4. Male Models Have Feelings, Too
The booth I worked in was directly across from a company selling hair tools. Like all reasonable sales teams, this group hired a male model to wear a toolbelt and flirt with passersby in hopes of turning those passersby into customers. Bryce, the model, tells me that he wants to get into fitness modeling and maybe acting, though he isn’t really sure yet, and mostly he’s just there to have a good time and meet new people. I’m convinced that Bryce is hitting on me until I remember that he’s getting paid (probably more than I am!) to make me feel that way. As we part ways, Bryce asks what I do.
Bryce: So, what website do you write for?
Me: It’s called The Hairpin? It’s great and funny and kind of for ladies?
Bryce: Oh, for ladies?
Me: Yeah?
Bryce: Is it like Cosmo? Do you want to know my favorite sex position?
[Ed. note: Angela, AND???]
5. Everyone Everywhere is the Same, Forever
“I LOVE YOU TABATHAAAAAA!!!!!!!!!!” shrieks a bespectacled, purple-haired young man waiting in line to meet Tabatha Coffey, celebrity hairstylist and star of Tabatha’s Salon Takeover, in which Coffey acts as a Simon Cowell/Supernanny to struggling salons/hairstylists.

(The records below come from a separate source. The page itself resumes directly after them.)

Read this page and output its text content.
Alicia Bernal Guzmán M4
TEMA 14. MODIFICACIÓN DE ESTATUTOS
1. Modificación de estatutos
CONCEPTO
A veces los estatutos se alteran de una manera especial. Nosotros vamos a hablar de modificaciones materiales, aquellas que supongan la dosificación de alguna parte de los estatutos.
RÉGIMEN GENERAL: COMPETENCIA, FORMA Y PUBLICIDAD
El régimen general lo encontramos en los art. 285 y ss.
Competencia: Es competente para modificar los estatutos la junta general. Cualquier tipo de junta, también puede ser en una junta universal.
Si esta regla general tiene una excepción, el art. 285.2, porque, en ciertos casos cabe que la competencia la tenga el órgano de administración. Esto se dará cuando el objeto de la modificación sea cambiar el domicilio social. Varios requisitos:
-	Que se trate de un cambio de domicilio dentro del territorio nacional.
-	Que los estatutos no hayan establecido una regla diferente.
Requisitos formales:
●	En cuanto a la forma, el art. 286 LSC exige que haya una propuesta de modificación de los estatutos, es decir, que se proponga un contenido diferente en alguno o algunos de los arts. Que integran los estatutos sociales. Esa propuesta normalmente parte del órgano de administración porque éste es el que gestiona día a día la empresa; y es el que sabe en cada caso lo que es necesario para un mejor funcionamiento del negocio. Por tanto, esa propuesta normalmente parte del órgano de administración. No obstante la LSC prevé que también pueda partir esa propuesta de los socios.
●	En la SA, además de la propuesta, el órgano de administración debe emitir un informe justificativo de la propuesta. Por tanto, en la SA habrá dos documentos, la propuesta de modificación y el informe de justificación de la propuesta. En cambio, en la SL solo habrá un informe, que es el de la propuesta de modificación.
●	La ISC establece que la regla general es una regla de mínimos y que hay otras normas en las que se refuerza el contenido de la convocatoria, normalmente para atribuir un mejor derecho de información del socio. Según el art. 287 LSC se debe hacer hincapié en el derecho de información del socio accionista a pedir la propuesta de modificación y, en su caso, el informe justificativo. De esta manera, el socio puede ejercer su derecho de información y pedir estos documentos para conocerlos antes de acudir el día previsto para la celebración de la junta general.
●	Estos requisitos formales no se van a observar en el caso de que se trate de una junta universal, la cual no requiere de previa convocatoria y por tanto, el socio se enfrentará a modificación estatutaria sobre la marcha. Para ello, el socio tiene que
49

“No, really,” he tells me. “Tabatha is a genius and she tells it like it is and I feel so lucky to be in the same room with her, let alone meet her.” I give up on the line after a harried arena employee tells me the wait to meet and have a souvenier photo taken with Coffey will eat up three hours I do not have, and as I offer my spot to a visiting beauty school student from Las Vegas I overhear two girls gossiping about the event.
“I saw Tabatha standing outside the hotel this morning,” one sniffs. “She’s short and looks way old in real life.” Her friend snorts and adds that Coffey “seems totally fake.”
Angela Serratore is a writer based in Los Angeles. She now knows more than any human should about flat irons.